O acordo que rege a presença norte-americana na Terceira é claro: operações militares a partir da base só podem ocorrer no quadro de missões validadas pela NATO ou, em alternativa, após comunicação prévia aos parceiros. Nada disso aconteceu. A actual ofensiva israelo-americana não foi mandatada pela NATO, muito menos pela ONU, e os aliados foram confrontados com factos consumados. A isto chama-se violar o espírito e a letra de um acordo.

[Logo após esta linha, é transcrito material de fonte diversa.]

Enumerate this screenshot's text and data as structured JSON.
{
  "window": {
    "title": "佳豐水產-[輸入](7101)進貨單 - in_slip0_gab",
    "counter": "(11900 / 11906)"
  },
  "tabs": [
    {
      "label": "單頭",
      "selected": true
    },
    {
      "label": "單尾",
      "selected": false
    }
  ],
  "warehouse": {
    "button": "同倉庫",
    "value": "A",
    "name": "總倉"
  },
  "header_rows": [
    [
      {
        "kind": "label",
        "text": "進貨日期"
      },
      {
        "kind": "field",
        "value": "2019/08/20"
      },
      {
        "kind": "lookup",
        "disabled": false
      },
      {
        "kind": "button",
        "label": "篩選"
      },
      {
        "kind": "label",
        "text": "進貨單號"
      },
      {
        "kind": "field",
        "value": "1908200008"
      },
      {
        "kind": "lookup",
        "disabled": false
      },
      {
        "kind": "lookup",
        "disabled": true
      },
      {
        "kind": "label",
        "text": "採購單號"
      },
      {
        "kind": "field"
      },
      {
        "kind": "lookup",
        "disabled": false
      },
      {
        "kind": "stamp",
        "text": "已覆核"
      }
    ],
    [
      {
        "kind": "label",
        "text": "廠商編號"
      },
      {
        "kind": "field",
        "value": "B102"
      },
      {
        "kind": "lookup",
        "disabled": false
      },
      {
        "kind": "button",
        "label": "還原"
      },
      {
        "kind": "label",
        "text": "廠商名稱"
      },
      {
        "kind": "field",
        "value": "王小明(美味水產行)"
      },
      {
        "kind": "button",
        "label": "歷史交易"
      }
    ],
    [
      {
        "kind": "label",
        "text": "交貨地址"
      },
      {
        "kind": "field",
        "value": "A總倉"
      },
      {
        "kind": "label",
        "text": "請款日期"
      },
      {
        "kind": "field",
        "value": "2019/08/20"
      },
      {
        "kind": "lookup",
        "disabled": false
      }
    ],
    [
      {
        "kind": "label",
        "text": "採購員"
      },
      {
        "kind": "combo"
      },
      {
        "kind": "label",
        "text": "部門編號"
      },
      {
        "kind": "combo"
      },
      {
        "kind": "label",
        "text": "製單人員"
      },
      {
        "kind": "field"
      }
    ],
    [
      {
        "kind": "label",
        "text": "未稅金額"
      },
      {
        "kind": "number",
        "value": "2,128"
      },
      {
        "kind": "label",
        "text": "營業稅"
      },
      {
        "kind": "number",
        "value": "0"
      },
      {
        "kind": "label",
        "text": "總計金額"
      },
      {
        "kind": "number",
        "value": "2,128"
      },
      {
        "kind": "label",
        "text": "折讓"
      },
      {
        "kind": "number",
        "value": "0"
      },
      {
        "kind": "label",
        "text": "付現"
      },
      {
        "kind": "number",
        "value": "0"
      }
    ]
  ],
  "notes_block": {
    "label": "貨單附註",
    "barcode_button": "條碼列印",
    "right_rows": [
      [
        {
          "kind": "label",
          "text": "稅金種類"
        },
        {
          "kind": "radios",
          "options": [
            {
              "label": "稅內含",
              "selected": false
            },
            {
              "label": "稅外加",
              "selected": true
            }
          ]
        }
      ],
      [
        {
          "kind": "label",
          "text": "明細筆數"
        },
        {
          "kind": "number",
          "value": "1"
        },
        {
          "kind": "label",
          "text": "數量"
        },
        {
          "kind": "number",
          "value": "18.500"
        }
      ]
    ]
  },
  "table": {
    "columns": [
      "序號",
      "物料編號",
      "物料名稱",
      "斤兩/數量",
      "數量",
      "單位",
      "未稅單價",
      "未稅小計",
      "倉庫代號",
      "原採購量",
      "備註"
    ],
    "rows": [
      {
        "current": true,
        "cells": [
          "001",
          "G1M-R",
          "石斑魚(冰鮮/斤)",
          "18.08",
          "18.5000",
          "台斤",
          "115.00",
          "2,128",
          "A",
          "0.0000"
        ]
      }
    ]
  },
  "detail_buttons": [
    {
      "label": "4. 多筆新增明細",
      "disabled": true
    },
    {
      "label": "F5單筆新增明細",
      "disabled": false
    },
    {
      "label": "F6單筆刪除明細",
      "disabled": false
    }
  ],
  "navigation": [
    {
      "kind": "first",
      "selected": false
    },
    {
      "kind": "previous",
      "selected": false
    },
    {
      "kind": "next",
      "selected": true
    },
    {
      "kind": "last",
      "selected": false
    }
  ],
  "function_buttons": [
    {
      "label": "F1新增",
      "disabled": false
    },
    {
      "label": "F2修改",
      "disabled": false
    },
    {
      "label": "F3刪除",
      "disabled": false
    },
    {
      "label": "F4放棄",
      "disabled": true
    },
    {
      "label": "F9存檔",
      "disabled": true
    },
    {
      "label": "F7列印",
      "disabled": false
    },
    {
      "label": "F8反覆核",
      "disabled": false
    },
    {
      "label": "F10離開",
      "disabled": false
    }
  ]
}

Perante este cenário, o comportamento do Governo Regional tem sido, no mínimo, inquietante. É certo que não detém competências formais sobre política externa, mas isso não o impede de ter voz, o que não nos impede de denunciar a sua postura submissa, que mais parece preocupado em não incomodar Washington do que em defender a legalidade internacional ou a própria autonomia da Região. A influência informal existe, e fingir que não existe é apenas uma forma de abdicar dela.
Por outro lado, Luís Montenegro insiste que o abastecimento das aeronaves norte-americanas não tem como objectivo apoiar o conflito – um malabarismo semântico quando, desde o início da ofensiva, a movimentação na Base das Lajes aumentou de forma evidente, ao que se soma o reforço de policiamento nos aeroportos, decidido pelo Gabinete Coordenador de Segurança, que avalia o nível de risco e ameaça. Se nada de relevante estivesse a acontecer, não haveria necessidade de elevar o nível de vigilância.
Portugal não pode ser cúmplice de uma guerra cuja legalidade internacional é, no mínimo, duvidosa, e que resulta da decisão de um líder norte-americano cuja lucidez tem sido amplamente questionada. Ser crítico desta operação militar não significa, de forma alguma, apoiar o regime iraniano. Significa apenas recusar a lógica simplista de que “o inimigo do meu inimigo é meu amigo”, e defender que alianças não podem servir de cheque em branco para aventuras militares unilaterais.
Os Açores, pela sua posição estratégica, são demasiado importantes para serem tratados como mera extensão logística de decisões tomadas a milhares de quilómetros. A Autonomia não é decorativa. A soberania nacional não é negociável. E a legalidade internacional não é opcional. Portugal — continente e ilhas — tem o dever de exigir respeito pelos acordos que assinou e de recusar participar, directa ou indirectamente, numa escalada militar que não foi legitimada por nenhuma instância internacional.
Num mundo cada vez mais instável, a pior escolha é a passividade. A segunda pior é a conivência.